Property, plant & equipment
Also known as: PP&E, fixed assets, tangible assets
Property, plant and equipment is the largest non-current asset on the balance sheet for most capital-intensive businesses. It represents the tangible long-lived assets a company uses to operate and generate revenue, including land, buildings, factories, machinery, vehicles, technology infrastructure, and leasehold improvements.
It is recorded at historical cost and then reduced over time by accumulated depreciation. The figure on the balance sheet is always net of depreciation already charged, meaning it reflects the remaining book value of the asset base rather than what those assets would cost to replace or what they could be sold for today. Land is the one exception as it is not depreciated, on the basis that it does not wear out or become obsolete.
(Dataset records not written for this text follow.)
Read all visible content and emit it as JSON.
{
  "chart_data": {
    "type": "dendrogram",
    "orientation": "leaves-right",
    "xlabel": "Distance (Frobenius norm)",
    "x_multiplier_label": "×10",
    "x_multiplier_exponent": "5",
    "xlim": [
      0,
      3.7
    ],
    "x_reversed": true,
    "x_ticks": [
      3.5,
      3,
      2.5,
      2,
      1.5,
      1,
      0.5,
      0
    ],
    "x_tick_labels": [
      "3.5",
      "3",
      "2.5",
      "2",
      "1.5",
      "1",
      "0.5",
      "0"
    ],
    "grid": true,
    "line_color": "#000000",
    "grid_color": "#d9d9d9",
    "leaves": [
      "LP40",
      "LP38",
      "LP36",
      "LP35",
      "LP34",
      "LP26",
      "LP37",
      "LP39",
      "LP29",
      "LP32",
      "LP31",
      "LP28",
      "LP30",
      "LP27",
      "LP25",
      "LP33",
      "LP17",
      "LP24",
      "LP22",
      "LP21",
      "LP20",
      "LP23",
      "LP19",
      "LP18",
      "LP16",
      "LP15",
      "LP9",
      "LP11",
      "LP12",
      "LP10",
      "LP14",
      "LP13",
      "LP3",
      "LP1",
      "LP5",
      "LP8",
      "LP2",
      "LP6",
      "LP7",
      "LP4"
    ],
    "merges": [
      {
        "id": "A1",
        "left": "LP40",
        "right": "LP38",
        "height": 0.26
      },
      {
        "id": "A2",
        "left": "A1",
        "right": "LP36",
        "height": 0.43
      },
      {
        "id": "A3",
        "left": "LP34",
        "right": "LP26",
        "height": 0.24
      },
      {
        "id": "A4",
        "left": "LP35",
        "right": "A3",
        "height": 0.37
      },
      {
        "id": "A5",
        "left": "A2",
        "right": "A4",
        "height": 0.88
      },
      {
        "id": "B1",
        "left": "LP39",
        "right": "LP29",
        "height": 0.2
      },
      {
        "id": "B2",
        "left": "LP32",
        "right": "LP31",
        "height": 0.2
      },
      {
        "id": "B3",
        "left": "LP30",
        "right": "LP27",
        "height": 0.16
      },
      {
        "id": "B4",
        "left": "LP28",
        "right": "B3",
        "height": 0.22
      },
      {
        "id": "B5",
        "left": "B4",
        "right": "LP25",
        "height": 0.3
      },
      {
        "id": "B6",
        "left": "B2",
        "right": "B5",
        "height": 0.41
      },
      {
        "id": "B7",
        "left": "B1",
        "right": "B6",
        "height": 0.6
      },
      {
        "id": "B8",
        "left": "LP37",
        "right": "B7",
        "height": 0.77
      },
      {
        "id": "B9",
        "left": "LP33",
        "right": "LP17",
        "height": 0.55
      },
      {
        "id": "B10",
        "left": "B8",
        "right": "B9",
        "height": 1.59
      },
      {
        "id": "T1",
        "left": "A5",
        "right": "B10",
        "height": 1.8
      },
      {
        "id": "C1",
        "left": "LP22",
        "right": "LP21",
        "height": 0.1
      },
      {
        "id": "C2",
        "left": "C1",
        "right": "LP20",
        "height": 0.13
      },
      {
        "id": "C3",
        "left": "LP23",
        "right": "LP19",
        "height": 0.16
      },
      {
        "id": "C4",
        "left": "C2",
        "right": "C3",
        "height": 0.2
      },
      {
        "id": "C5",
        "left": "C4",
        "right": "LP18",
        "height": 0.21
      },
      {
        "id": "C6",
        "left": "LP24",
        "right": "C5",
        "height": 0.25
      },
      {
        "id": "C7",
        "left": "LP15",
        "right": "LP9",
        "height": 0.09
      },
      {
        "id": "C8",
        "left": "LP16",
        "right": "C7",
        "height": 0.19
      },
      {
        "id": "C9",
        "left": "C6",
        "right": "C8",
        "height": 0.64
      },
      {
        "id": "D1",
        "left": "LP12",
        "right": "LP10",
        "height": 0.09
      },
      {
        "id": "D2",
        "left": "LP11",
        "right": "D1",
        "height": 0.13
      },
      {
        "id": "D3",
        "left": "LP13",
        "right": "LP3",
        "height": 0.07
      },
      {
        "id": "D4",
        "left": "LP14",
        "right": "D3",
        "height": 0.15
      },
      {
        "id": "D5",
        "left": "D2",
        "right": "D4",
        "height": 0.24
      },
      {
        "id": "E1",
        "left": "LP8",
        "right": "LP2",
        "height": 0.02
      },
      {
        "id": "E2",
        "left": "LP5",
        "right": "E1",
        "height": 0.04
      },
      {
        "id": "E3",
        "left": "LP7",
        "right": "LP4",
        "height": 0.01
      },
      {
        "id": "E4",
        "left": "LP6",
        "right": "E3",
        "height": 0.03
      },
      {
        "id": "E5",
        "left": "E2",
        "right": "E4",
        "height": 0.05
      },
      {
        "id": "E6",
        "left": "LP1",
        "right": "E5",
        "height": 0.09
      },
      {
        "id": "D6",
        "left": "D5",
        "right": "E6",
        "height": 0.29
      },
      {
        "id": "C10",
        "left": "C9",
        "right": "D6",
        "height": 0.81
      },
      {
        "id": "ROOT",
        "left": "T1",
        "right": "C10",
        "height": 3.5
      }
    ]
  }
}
The gap between gross PP&E and net PP&E, expressed as accumulated depreciation divided by gross PP&E, gives a rough sense of how aged the asset base is. A high ratio signals that existing assets are well into their useful lives and capital expenditure will likely be required to maintain or replace them. A low ratio suggests a relatively young asset base recently invested in.
Capital expenditure, disclosed on the cash flow statement, is the cash spent adding to or maintaining PP&E. The relationship between capital expenditure and depreciation is one of the most watched signals in capital-intensive industries. Capital expenditure consistently below depreciation suggests a company is harvesting its asset base rather than maintaining it, which flatters free cash flow in the short term but erodes productive capacity over time.
Following the introduction of ASC 842 under US GAAP and IFRS 16, operating leases are now capitalised on the balance sheet as right-of-use assets and presented within or alongside PP&E. This meaningfully inflated the asset base of businesses that rely heavily on leased real estate, aircraft, or equipment relative to how they appeared under the old lease accounting standards.